Picked up the Jan/Feb issue of The Atlantic before taking off (my traditional flying magazine) to LAX. This article caught my eye and was the first one I read... Ahh, online dating...
The thesis summed up in this one sentence, "Online dating is, at its core, a litany of alternatives."
An excerpt:
The positive aspects of online dating are clear: the Internet makes it easier for single people to meet other single people with whom they might be compatible, raising the bar for what they consider a good relationship. But what if online dating makes it too easy to meet someone new? What if it raises the bar for a good relationship too high? What if the prospect of finding an ever-more-compatible mate with the click of a mouse means a future of relationship instability, in which we keep chasing the elusive rabbit around the dating track?
Also, this guy Jacob is great. An inspirational figure.
Since Rachel left him, Jacob has met lots of women online. Some like going to basketball games and concerts with him. Others enjoy barhopping. Jacob’s favorite football team is the Green Bay Packers, and when I last spoke to him, he told me he’d had success using Packers fandom as a search criterion on OkCupid, another (free) dating site he’s been trying out.
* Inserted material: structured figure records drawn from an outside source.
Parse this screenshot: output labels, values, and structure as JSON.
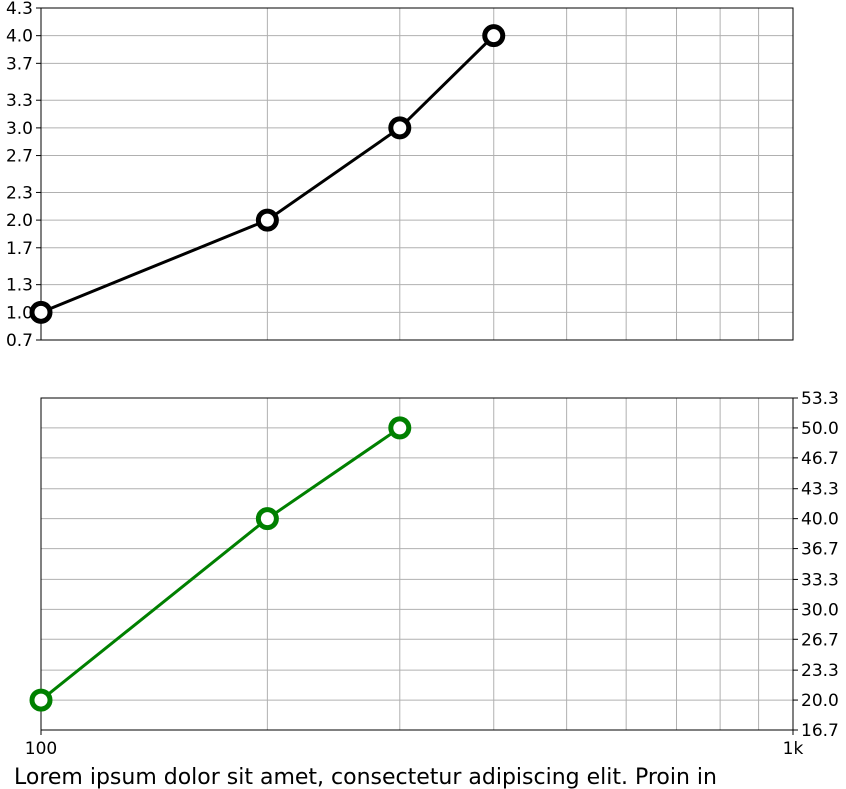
{
  "chart_data": [
    {
      "type": "line",
      "xscale": "log",
      "x": [
        100,
        200,
        300,
        400
      ],
      "xlim": [
        100,
        1000
      ],
      "ylim": [
        0.7,
        4.3
      ],
      "yticks": [
        "0.7",
        "1.0",
        "1.3",
        "1.7",
        "2.0",
        "2.3",
        "2.7",
        "3.0",
        "3.3",
        "3.7",
        "4.0",
        "4.3"
      ],
      "yaxis_side": "left",
      "grid": true,
      "series": [
        {
          "values": [
            1,
            2,
            3,
            4
          ],
          "color": "#000000"
        }
      ]
    },
    {
      "type": "line",
      "xscale": "log",
      "x": [
        100,
        200,
        300
      ],
      "xlim": [
        100,
        1000
      ],
      "ylim": [
        16.7,
        53.3
      ],
      "yticks": [
        "16.7",
        "20.0",
        "23.3",
        "26.7",
        "30.0",
        "33.3",
        "36.7",
        "40.0",
        "43.3",
        "46.7",
        "50.0",
        "53.3"
      ],
      "yaxis_side": "right",
      "xticks": [
        "100",
        "1k"
      ],
      "grid": true,
      "series": [
        {
          "values": [
            20,
            40,
            50
          ],
          "color": "#008000"
        }
      ]
    }
  ],
  "caption": "Lorem ipsum dolor sit amet, consectetur adipiscing elit. Proin in"
}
Many of Jacob’s relationships become physical very early. At one point he’s seeing a paralegal and a lawyer who work at the same law firm, a naturopath, a pharmacist, and a chef. He slept with three of them on the first or second date. His relationships with the other two are headed toward physical intimacy.
He likes the pharmacist most. She’s a girlfriend prospect. The problem is that she wants to take things slow on the physical side. He worries that, with so many alternatives available, he won’t be willing to wait.
One night the paralegal confides in him: her prior relationships haven’t gone well, but Jacob gives her hope; all she needs in a relationship is honesty. And he thinks, Oh my God. He wants to be a nice guy, but he knows that sooner or later he’s going to start coming across as a serious asshole. While out with one woman, he has to silence text messages coming in from others. He needs to start paring down the number of women he’s seeing.
Jacob sounds like a master of charm and charisma, but he's coupled it with being an ***hole!
ReplyDeleteGuys think rules go out of the window when you're dating online, they think that there's somehow a loophole which allows this multi-girlfriend logic. I was seriously lovestruck with this one guy and he wasn't so good at silencing those texts! I wouldn't say it broke my heart, but when you hold out for so long and start to finally give in to somebody, it hurts when they don't return the feeling.